Saturday, July 12, 2003

This is supposed to be a mark on the wall to note a progression. At least that is what these "journals" or logs are supposed to commemorate. You re-read them in a moment of self indulgence and then you are supposed to look whimsically back upon the life lessons that you've learned from that point in your life.

But I guess I missed that day in school. I never was good at my lessons.

I'm exactly where I was about 8 years ago. But without the benefit of 100 miles distance and a couple of dollars in my pocket. 8 years ago was shite. and I thought that I would never have to live through something like that again. now granted this is not exactly like what happened then, but its still is not great.

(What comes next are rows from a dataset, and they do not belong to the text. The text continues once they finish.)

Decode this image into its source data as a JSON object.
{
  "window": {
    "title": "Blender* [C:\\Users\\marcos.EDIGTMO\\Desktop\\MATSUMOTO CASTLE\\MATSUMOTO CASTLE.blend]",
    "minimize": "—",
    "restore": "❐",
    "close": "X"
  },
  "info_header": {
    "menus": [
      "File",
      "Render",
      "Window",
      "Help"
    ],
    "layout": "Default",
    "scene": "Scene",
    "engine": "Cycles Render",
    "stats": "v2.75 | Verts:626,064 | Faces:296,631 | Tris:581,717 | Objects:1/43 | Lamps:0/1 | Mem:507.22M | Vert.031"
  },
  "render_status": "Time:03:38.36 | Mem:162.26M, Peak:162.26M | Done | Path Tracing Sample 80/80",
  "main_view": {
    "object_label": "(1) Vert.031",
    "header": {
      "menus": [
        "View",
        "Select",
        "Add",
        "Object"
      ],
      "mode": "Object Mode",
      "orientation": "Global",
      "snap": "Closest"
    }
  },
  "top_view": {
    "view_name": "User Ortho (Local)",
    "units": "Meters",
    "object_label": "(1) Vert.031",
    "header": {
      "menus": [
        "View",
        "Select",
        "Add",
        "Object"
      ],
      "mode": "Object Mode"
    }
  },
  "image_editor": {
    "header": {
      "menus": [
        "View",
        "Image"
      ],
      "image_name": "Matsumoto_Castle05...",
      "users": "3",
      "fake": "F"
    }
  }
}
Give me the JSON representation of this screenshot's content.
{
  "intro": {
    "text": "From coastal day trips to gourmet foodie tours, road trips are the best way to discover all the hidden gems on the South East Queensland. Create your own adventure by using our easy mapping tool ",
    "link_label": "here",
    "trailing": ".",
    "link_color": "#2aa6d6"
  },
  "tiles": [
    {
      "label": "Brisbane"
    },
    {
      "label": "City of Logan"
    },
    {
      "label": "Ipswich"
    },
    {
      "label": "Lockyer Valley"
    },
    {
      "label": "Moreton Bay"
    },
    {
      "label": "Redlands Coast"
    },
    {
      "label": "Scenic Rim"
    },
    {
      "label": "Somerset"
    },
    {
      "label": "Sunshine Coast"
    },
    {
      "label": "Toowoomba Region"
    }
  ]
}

I'm not thinking clearly, (although I suppose that I never did) and I continue to have delusions of some victorian ideal... some silly made up story in my head that I'm desperately trying to convince myself is real. Good lord I'm so lame.

Saturday, July 05, 2003

I've been avoiding what needs to be done. Procrastination is so easy that before you know it a whole day has slipped away. Since feburary my life has been in a holding pattern. I've had really no other alternative. I was afraid that this would happen to me, as it was exactly what happened to me the last time that I injured myself.

you forget how much you value independence until you can no longer savor it

Then again, this was a real test, last time, to see who were the people in my life that I could depend upon. Unfortunately it wasn't who I'd hoped it would be, infact they were the ones that had let me down the most. (this was back in 1996) It was the strange feeling that I had been ripped from a life that I had only begun to formulate as an individual. This time it wasn't the same, but I was still incredibly fearful that I might be "end" of some very dear relationships. And the fact that it was in reality an ending of some sort. I had been 'fired'; I had no money; One of my dearest friends was leaving the country...potentially never to return. I think that most people with just these items alone would have been slobbering fools...add to that a massive injury that makes it near impossible for you to me mobile without narcotics that impair your senses and the assistance of another? A lesser woman would have cracked under the stress.

Not that I'm trying to toot my own horn, (actually I'm just trying to talk my way to a solution) but I think that I've managed to turn out alright from this one. Not so much as if I were staring from the bottom of a 8' deep ditch, but more like I have fallen in the dirt and I'm ready to dust myself off and clean up the wounds and keep going. Its still difficult to get my bearings. So much has changed in just the 5 months since all of these horrors have happened. (Christ, it has been 5 months now hasn't it.) And from my perspective life has sped up around me. I know that it's going to take some time to adjust, not much hopefully, but I've been good at faking the dance steps. (good god talk about baddly mixed metaphors.)

- so here's hoping that the procrastination will begin to fall by the wayside. I should make a list:
1. pick up the freaking guitar and start learning your chords and chord progressions
2. get a guitar teacher.
3. go to the goddamned gym at least 2x's a week...fat ass
4. eat less, you fat fuck...(I'm talking to myself now...its a sure sign of madness I know it.)
5. actually study for the goddamned GRE.
6. apply your mind in a noble persuit that does not directly benefit you. (on my way to saint hood!)
7. don't look at so much porn online.

- that's looking like a good starting point. since it was all off the cuff anyway.

Tuesday, July 01, 2003

I've been looking for this for about 5 years now. I've finally found it again, and I hope to keep it near me so that I can always be reminded of it. I wanted to share this with you as it is one of the most moving things I've ever read. This is taken from a speech that Dr. Martin Luther King Jr. gave on April 4th 1967, exactly a year before his assassination. The speech was entitled "Beyond Vietnam", but its basic premise was more to do with the changing face of history and our part in its formation.

We are now faced with the fact that tomorrow is today. We are confronted with the fierce urgency of now. In this unfolding conundrum of life and history, there is such a thing as being too late. Procrastination is still the thief of time. Life often leaves us bare, naked and dejected with a lost opportunity. The tide in the affairs of men does not flow, it ebbs.

We may cry out desperately for time to pause in her passage, but time is deaf to every plea and rushes on. Over the bleached bones and jumbled residue of numerous civilizations are written the pathetic words... "Too Late."